As mentioned, the first thing that a lender will do to determine if an individual, couple, or business can qualify for a loan is to pull their credit report, usually from Experian, Equifax, Transunion, or another smaller credit bureau. Therefore, before you approach a lender, or even start preparing to request a loan and see if you qualify for a loan, make sure your credit scores are as high as possible. Get a copy of your credit report from each of these three credit bureaus. Review each item on the report carefully, and report any errors that you find. For example, if you’ve gone through a divorce and a loan was placed in your spouse’s name, request that that item be removed from your report to not reflect the current history of that particular loan. Watch for items that may not be yours, too. Identity theft and identity errors are common, and it’s important to protect your credit and remove anything that simply does not belong on your report. Once a dispute is filed, the creditor has 30 days to respond to the credit bureau. If no response is received, the item must be removed from your credit report, and your credit scores will increase. Check your name, social security number, and address at the top of each report to make sure they are correct. Contact each individual credit bureau with questions and disputes before determining if you qualify for a loan.
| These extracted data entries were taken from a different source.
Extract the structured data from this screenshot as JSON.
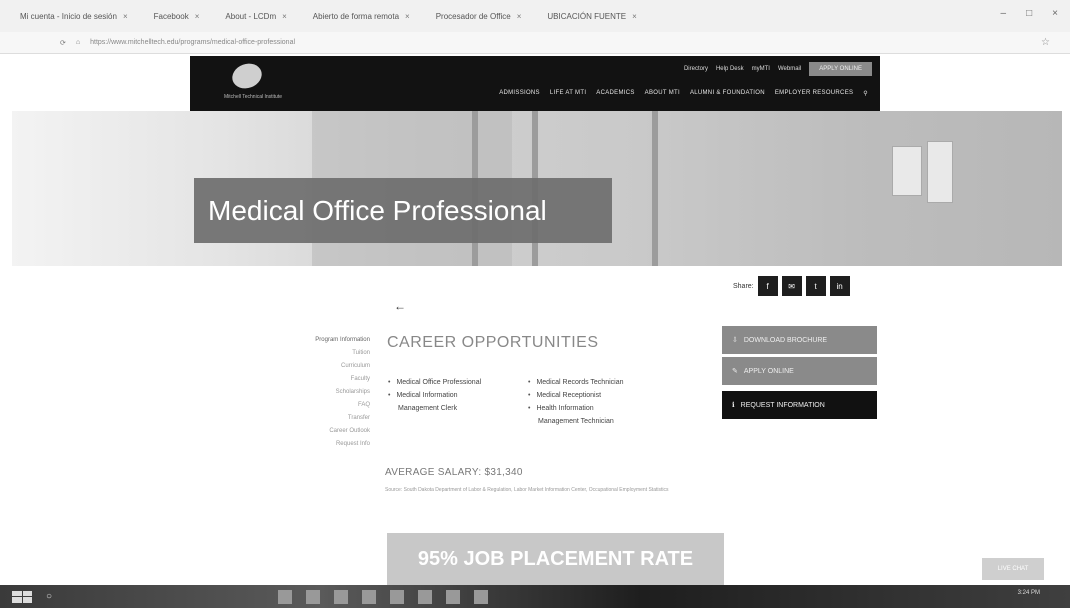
{
  "browser": {
    "tabs": [
      {
        "label": "Mi cuenta - Inicio de sesión"
      },
      {
        "label": "Facebook"
      },
      {
        "label": "About - LCDm"
      },
      {
        "label": "Abierto de forma remota"
      },
      {
        "label": "Procesador de Office"
      },
      {
        "label": "UBICACIÓN FUENTE"
      }
    ],
    "url": "https://www.mitchelltech.edu/programs/medical-office-professional",
    "window_controls": [
      "minimize",
      "maximize",
      "close"
    ]
  },
  "site": {
    "logo_text": "Mitchell Technical Institute",
    "top_links": [
      "Directory",
      "Help Desk",
      "myMTI",
      "Webmail"
    ],
    "apply_label": "APPLY ONLINE",
    "nav": [
      "ADMISSIONS",
      "LIFE AT MTI",
      "ACADEMICS",
      "ABOUT MTI",
      "ALUMNI & FOUNDATION",
      "EMPLOYER RESOURCES"
    ]
  },
  "hero": {
    "title": "Medical Office Professional"
  },
  "share": {
    "label": "Share:",
    "buttons": [
      "f",
      "✉",
      "t",
      "in"
    ]
  },
  "sidenav": {
    "items": [
      "Program Information",
      "Tuition",
      "Curriculum",
      "Faculty",
      "Scholarships",
      "FAQ",
      "Transfer",
      "Career Outlook",
      "Request Info"
    ]
  },
  "career": {
    "title": "CAREER OPPORTUNITIES",
    "left_col": [
      "Medical Office Professional",
      "Medical Information",
      "Management Clerk"
    ],
    "right_col": [
      "Medical Records Technician",
      "Medical Receptionist",
      "Health Information",
      "Management Technician"
    ]
  },
  "salary": {
    "title": "AVERAGE SALARY: $31,340",
    "text": "Source: South Dakota Department of Labor & Regulation, Labor Market Information Center, Occupational Employment Statistics"
  },
  "placement": {
    "text": "95% JOB PLACEMENT RATE"
  },
  "actions": {
    "download": "DOWNLOAD BROCHURE",
    "apply": "APPLY ONLINE",
    "request": "REQUEST INFORMATION"
  },
  "chat": {
    "label": "LIVE CHAT"
  },
  "taskbar": {
    "clock": "3:24 PM"
  }
}
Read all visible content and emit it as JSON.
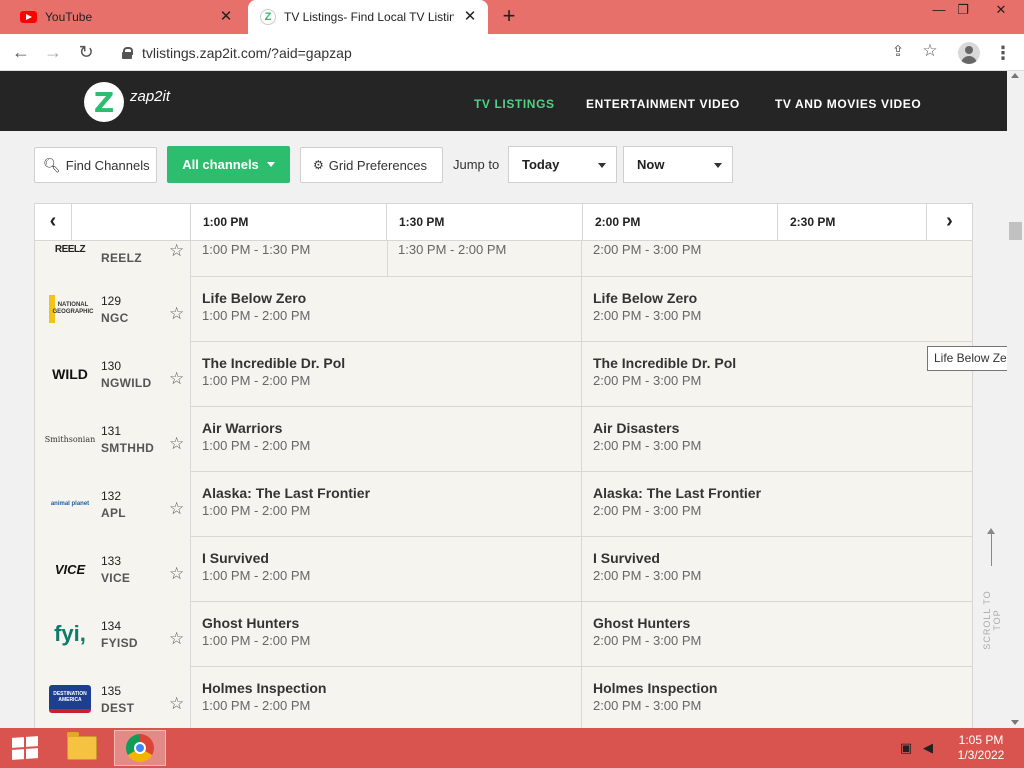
{
  "browser": {
    "tabs": [
      {
        "title": "YouTube"
      },
      {
        "title": "TV Listings- Find Local TV Listings"
      }
    ],
    "url": "tvlistings.zap2it.com/?aid=gapzap"
  },
  "site": {
    "logo_text": "zap2it",
    "nav": [
      "TV LISTINGS",
      "ENTERTAINMENT VIDEO",
      "TV AND MOVIES VIDEO"
    ]
  },
  "controls": {
    "find_channels": "Find Channels",
    "all_channels": "All channels",
    "grid_preferences": "Grid Preferences",
    "jump_to": "Jump to",
    "day": "Today",
    "time": "Now"
  },
  "time_slots": [
    "1:00 PM",
    "1:30 PM",
    "2:00 PM",
    "2:30 PM"
  ],
  "rows": [
    {
      "logo": "REELZ",
      "number": "",
      "call": "REELZ",
      "programs": [
        {
          "title": "",
          "time": "1:00 PM - 1:30 PM"
        },
        {
          "title": "",
          "time": "1:30 PM - 2:00 PM"
        },
        {
          "title": "",
          "time": "2:00 PM - 3:00 PM"
        }
      ]
    },
    {
      "logo": "NATIONAL GEOGRAPHIC",
      "number": "129",
      "call": "NGC",
      "programs": [
        {
          "title": "Life Below Zero",
          "time": "1:00 PM - 2:00 PM"
        },
        {
          "title": "Life Below Zero",
          "time": "2:00 PM - 3:00 PM"
        }
      ]
    },
    {
      "logo": "WILD",
      "number": "130",
      "call": "NGWILD",
      "programs": [
        {
          "title": "The Incredible Dr. Pol",
          "time": "1:00 PM - 2:00 PM"
        },
        {
          "title": "The Incredible Dr. Pol",
          "time": "2:00 PM - 3:00 PM"
        }
      ]
    },
    {
      "logo": "Smithsonian",
      "number": "131",
      "call": "SMTHHD",
      "programs": [
        {
          "title": "Air Warriors",
          "time": "1:00 PM - 2:00 PM"
        },
        {
          "title": "Air Disasters",
          "time": "2:00 PM - 3:00 PM"
        }
      ]
    },
    {
      "logo": "animal planet",
      "number": "132",
      "call": "APL",
      "programs": [
        {
          "title": "Alaska: The Last Frontier",
          "time": "1:00 PM - 2:00 PM"
        },
        {
          "title": "Alaska: The Last Frontier",
          "time": "2:00 PM - 3:00 PM"
        }
      ]
    },
    {
      "logo": "VICE",
      "number": "133",
      "call": "VICE",
      "programs": [
        {
          "title": "I Survived",
          "time": "1:00 PM - 2:00 PM"
        },
        {
          "title": "I Survived",
          "time": "2:00 PM - 3:00 PM"
        }
      ]
    },
    {
      "logo": "fyi,",
      "number": "134",
      "call": "FYISD",
      "programs": [
        {
          "title": "Ghost Hunters",
          "time": "1:00 PM - 2:00 PM"
        },
        {
          "title": "Ghost Hunters",
          "time": "2:00 PM - 3:00 PM"
        }
      ]
    },
    {
      "logo": "DESTINATION AMERICA",
      "number": "135",
      "call": "DEST",
      "programs": [
        {
          "title": "Holmes Inspection",
          "time": "1:00 PM - 2:00 PM"
        },
        {
          "title": "Holmes Inspection",
          "time": "2:00 PM - 3:00 PM"
        }
      ]
    }
  ],
  "tooltip": "Life Below Zero",
  "scroll_to_top": "SCROLL TO TOP",
  "taskbar": {
    "time": "1:05 PM",
    "date": "1/3/2022"
  },
  "colors": {
    "accent_green": "#2dbd6e",
    "nav_active": "#4fd283",
    "header_bg": "#252525",
    "taskbar": "#d9534f"
  }
}
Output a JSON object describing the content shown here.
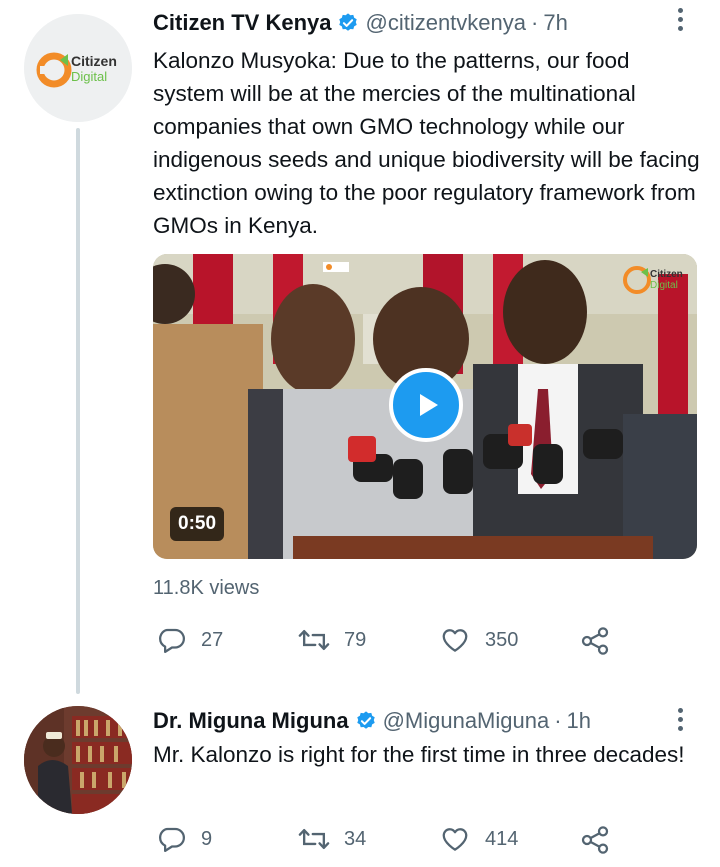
{
  "tweets": [
    {
      "author": {
        "name": "Citizen TV Kenya",
        "handle": "@citizentvkenya",
        "time": "7h",
        "avatar_logo_text": [
          "Citizen",
          "Digital"
        ]
      },
      "text": "Kalonzo Musyoka: Due to the patterns, our food system will be at the mercies of the multinational companies that own GMO technology while our indigenous seeds and unique biodiversity will be facing extinction owing to the poor regulatory framework from GMOs in Kenya.",
      "media": {
        "type": "video",
        "duration": "0:50",
        "watermark": [
          "Citizen",
          "Digital"
        ]
      },
      "views": "11.8K views",
      "stats": {
        "replies": "27",
        "retweets": "79",
        "likes": "350"
      }
    },
    {
      "author": {
        "name": "Dr. Miguna Miguna",
        "handle": "@MigunaMiguna",
        "time": "1h"
      },
      "text": "Mr. Kalonzo is right for the first time in three decades!",
      "stats": {
        "replies": "9",
        "retweets": "34",
        "likes": "414"
      }
    }
  ],
  "icons": {
    "verified": "verified-badge-icon",
    "more": "more-options-icon",
    "reply": "reply-icon",
    "retweet": "retweet-icon",
    "like": "heart-icon",
    "share": "share-icon",
    "play": "play-icon"
  },
  "colors": {
    "accent": "#1d9bf0",
    "text": "#0f1419",
    "secondary": "#536471",
    "thread_line": "#cfd9de",
    "brand_orange": "#f28c28",
    "brand_green": "#6cc04a"
  }
}
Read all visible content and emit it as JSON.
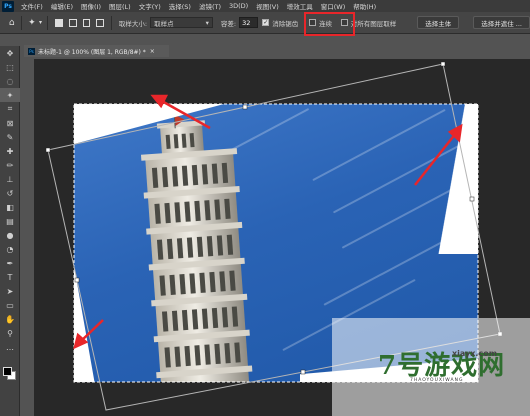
{
  "menubar": {
    "logo": "Ps",
    "items": [
      "文件(F)",
      "编辑(E)",
      "图像(I)",
      "图层(L)",
      "文字(Y)",
      "选择(S)",
      "滤镜(T)",
      "3D(D)",
      "视图(V)",
      "增效工具",
      "窗口(W)",
      "帮助(H)"
    ]
  },
  "options": {
    "sample_size_label": "取样大小:",
    "sample_size_value": "取样点",
    "tolerance_label": "容差:",
    "tolerance_value": "32",
    "antialias_label": "消除锯齿",
    "contiguous_label": "连续",
    "sample_all_label": "对所有图层取样",
    "select_subject_label": "选择主体",
    "select_mask_label": "选择并遮住 ..."
  },
  "document": {
    "tab_title": "未标题-1 @ 100% (图层 1, RGB/8#) *"
  },
  "watermark": {
    "brand": "7号游戏网",
    "url": "xiayx.com",
    "sub": "7HAOYOUXIWANG"
  },
  "colors": {
    "highlight": "#e8262a",
    "arrow": "#e8262a",
    "sky": "#2a63b5"
  },
  "tools": [
    "move-icon",
    "marquee-icon",
    "lasso-icon",
    "magic-wand-icon",
    "crop-icon",
    "frame-icon",
    "eyedropper-icon",
    "healing-icon",
    "brush-icon",
    "stamp-icon",
    "history-brush-icon",
    "eraser-icon",
    "gradient-icon",
    "blur-icon",
    "dodge-icon",
    "pen-icon",
    "type-icon",
    "path-select-icon",
    "rectangle-icon",
    "hand-icon",
    "zoom-icon",
    "more-icon"
  ]
}
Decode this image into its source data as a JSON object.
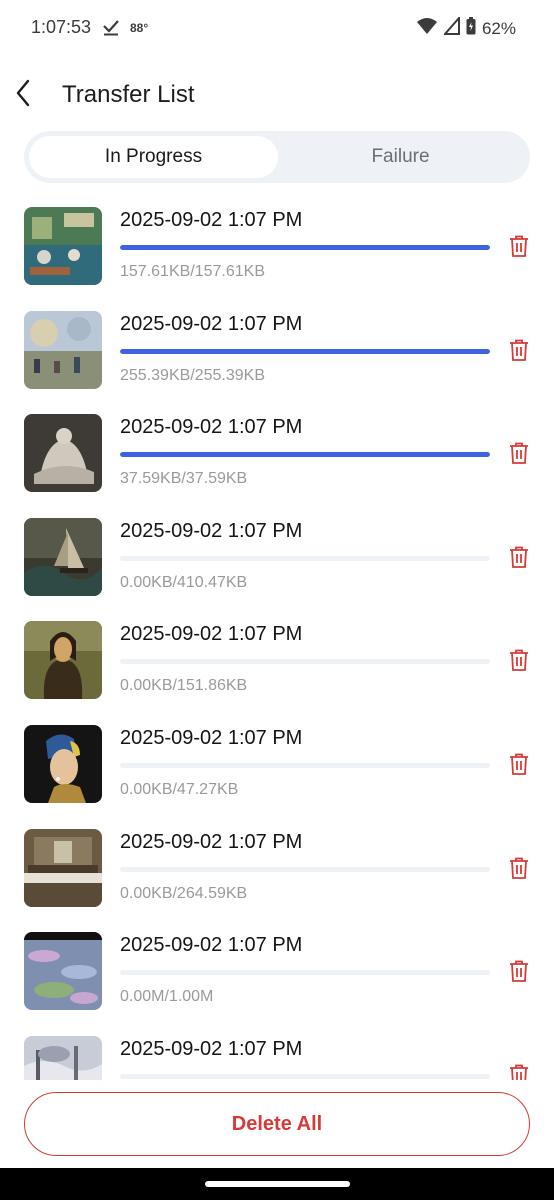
{
  "status": {
    "time": "1:07:53",
    "temp": "88°",
    "battery": "62%"
  },
  "header": {
    "title": "Transfer List"
  },
  "tabs": [
    {
      "label": "In Progress",
      "active": true
    },
    {
      "label": "Failure",
      "active": false
    }
  ],
  "items": [
    {
      "date": "2025-09-02 1:07 PM",
      "size": "157.61KB/157.61KB",
      "progress": 1.0,
      "image": "painting-boating-party"
    },
    {
      "date": "2025-09-02 1:07 PM",
      "size": "255.39KB/255.39KB",
      "progress": 1.0,
      "image": "painting-boulevard"
    },
    {
      "date": "2025-09-02 1:07 PM",
      "size": "37.59KB/37.59KB",
      "progress": 1.0,
      "image": "sculpture-pieta"
    },
    {
      "date": "2025-09-02 1:07 PM",
      "size": "0.00KB/410.47KB",
      "progress": 0.0,
      "image": "painting-ship-storm"
    },
    {
      "date": "2025-09-02 1:07 PM",
      "size": "0.00KB/151.86KB",
      "progress": 0.0,
      "image": "painting-mona-lisa"
    },
    {
      "date": "2025-09-02 1:07 PM",
      "size": "0.00KB/47.27KB",
      "progress": 0.0,
      "image": "painting-pearl-earring"
    },
    {
      "date": "2025-09-02 1:07 PM",
      "size": "0.00KB/264.59KB",
      "progress": 0.0,
      "image": "painting-last-supper"
    },
    {
      "date": "2025-09-02 1:07 PM",
      "size": "0.00M/1.00M",
      "progress": 0.0,
      "image": "painting-water-lilies"
    },
    {
      "date": "2025-09-02 1:07 PM",
      "size": "",
      "progress": 0.0,
      "image": "painting-snow-landscape"
    }
  ],
  "footer": {
    "delete_all_label": "Delete All"
  },
  "colors": {
    "accent": "#3d63e2",
    "danger": "#d83a37",
    "track": "#eef1f6"
  }
}
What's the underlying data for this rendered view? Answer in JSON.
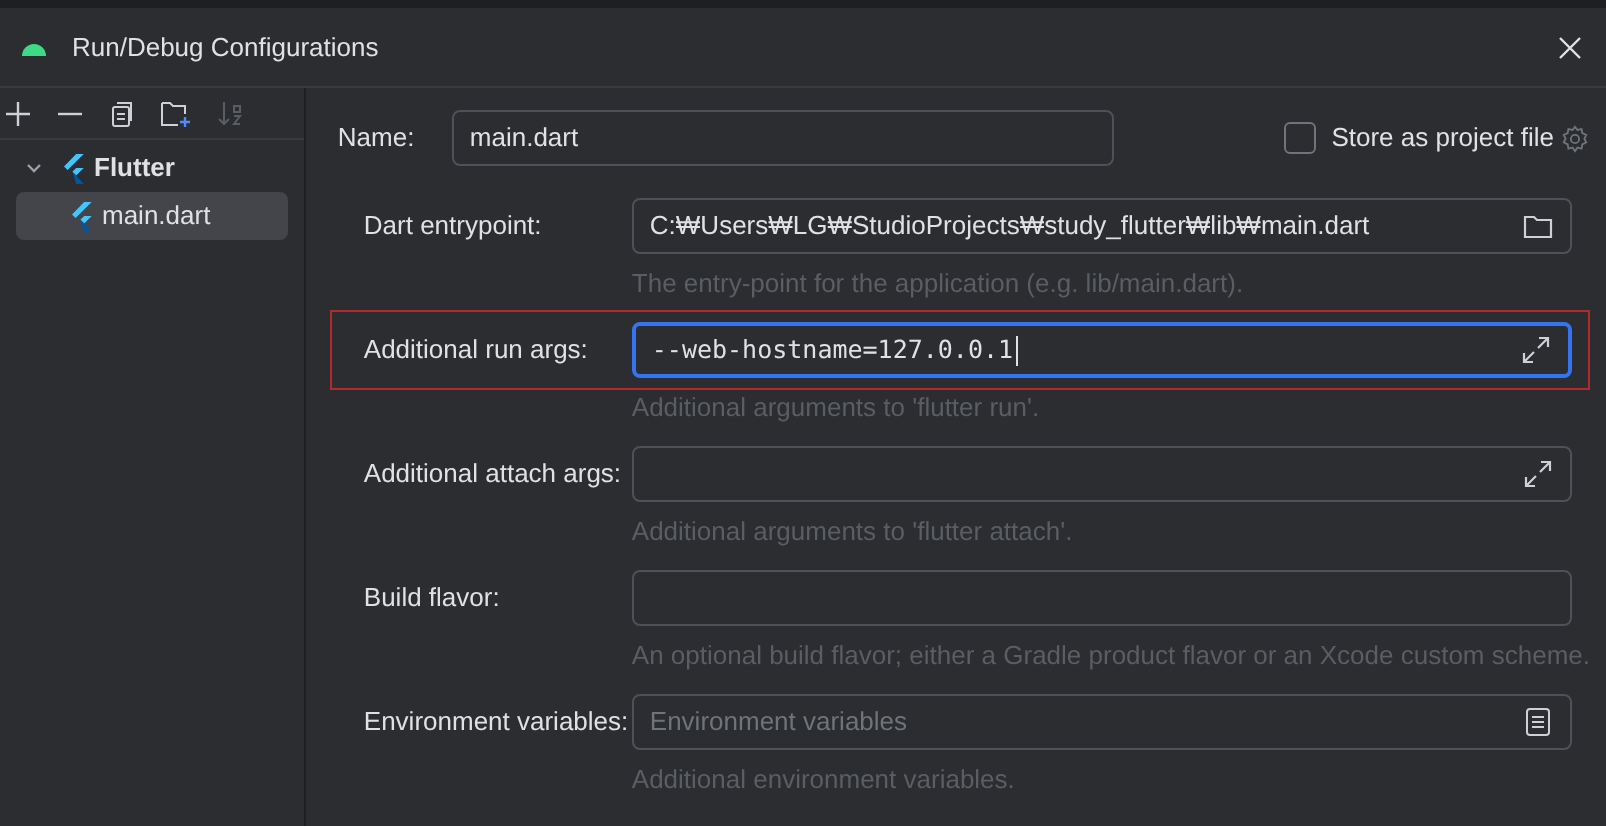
{
  "window": {
    "title": "Run/Debug Configurations"
  },
  "tree": [
    {
      "label": "Flutter",
      "expanded": true,
      "selected": false,
      "children": [
        {
          "label": "main.dart",
          "selected": true
        }
      ]
    }
  ],
  "name_field": {
    "label": "Name:",
    "value": "main.dart"
  },
  "store_as_project_file": {
    "label": "Store as project file",
    "checked": false
  },
  "fields": [
    {
      "kind": "browse",
      "label": "Dart entrypoint:",
      "value": "C:₩Users₩LG₩StudioProjects₩study_flutter₩lib₩main.dart",
      "hint": "The entry-point for the application (e.g. lib/main.dart).",
      "focused": false,
      "highlighted": false
    },
    {
      "kind": "expand",
      "label": "Additional run args:",
      "value": "--web-hostname=127.0.0.1",
      "hint": "Additional arguments to 'flutter run'.",
      "focused": true,
      "highlighted": true
    },
    {
      "kind": "expand",
      "label": "Additional attach args:",
      "hint": "Additional arguments to 'flutter attach'.",
      "focused": false,
      "highlighted": false
    },
    {
      "kind": "plain",
      "label": "Build flavor:",
      "hint": "An optional build flavor; either a Gradle product flavor or an Xcode custom scheme.",
      "focused": false,
      "highlighted": false
    },
    {
      "kind": "list",
      "label": "Environment variables:",
      "placeholder": "Environment variables",
      "hint": "Additional environment variables.",
      "focused": false,
      "highlighted": false
    }
  ]
}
Qualifying for a loan can also be a matter of being honest, regardless of credit scores. If your credit scores dropped due to a divorce, medical crisis, or job loss, and those issues have been resolved, you can still easily qualify for a loan by explaining these events to the lender. Bad things happen to good people, so be honest and explain and detail these issues in writing, and submit that information along with your loan application to determine if you qualify for a loan.

3. Equity.

Lenders often ask for equity when qualifying for a loan, especially if the loan amount is large, such as to construct a new building for business or purchase a home. In these instances, the building or home itself can be the collateral, and equity is built by offering the lender a down payment. To qualify for a loan, be prepared to offer equity, either with a down payment or some type of collateral.

If your credit scores are high, and if you’ve never had any financial difficulties, qualifying for a loan should be a fairly simple process. If you’ve had financial challenges or extreme financial difficulties in the past, be prepared to offer explanation of these problems to the lender when finding out if you qualify for a loan. Seek out a lender specializing in poor credit loans if your credit scores are too low for a conventional loan. You may find that by seeking these lenders, you’ll easily qualify for a loan.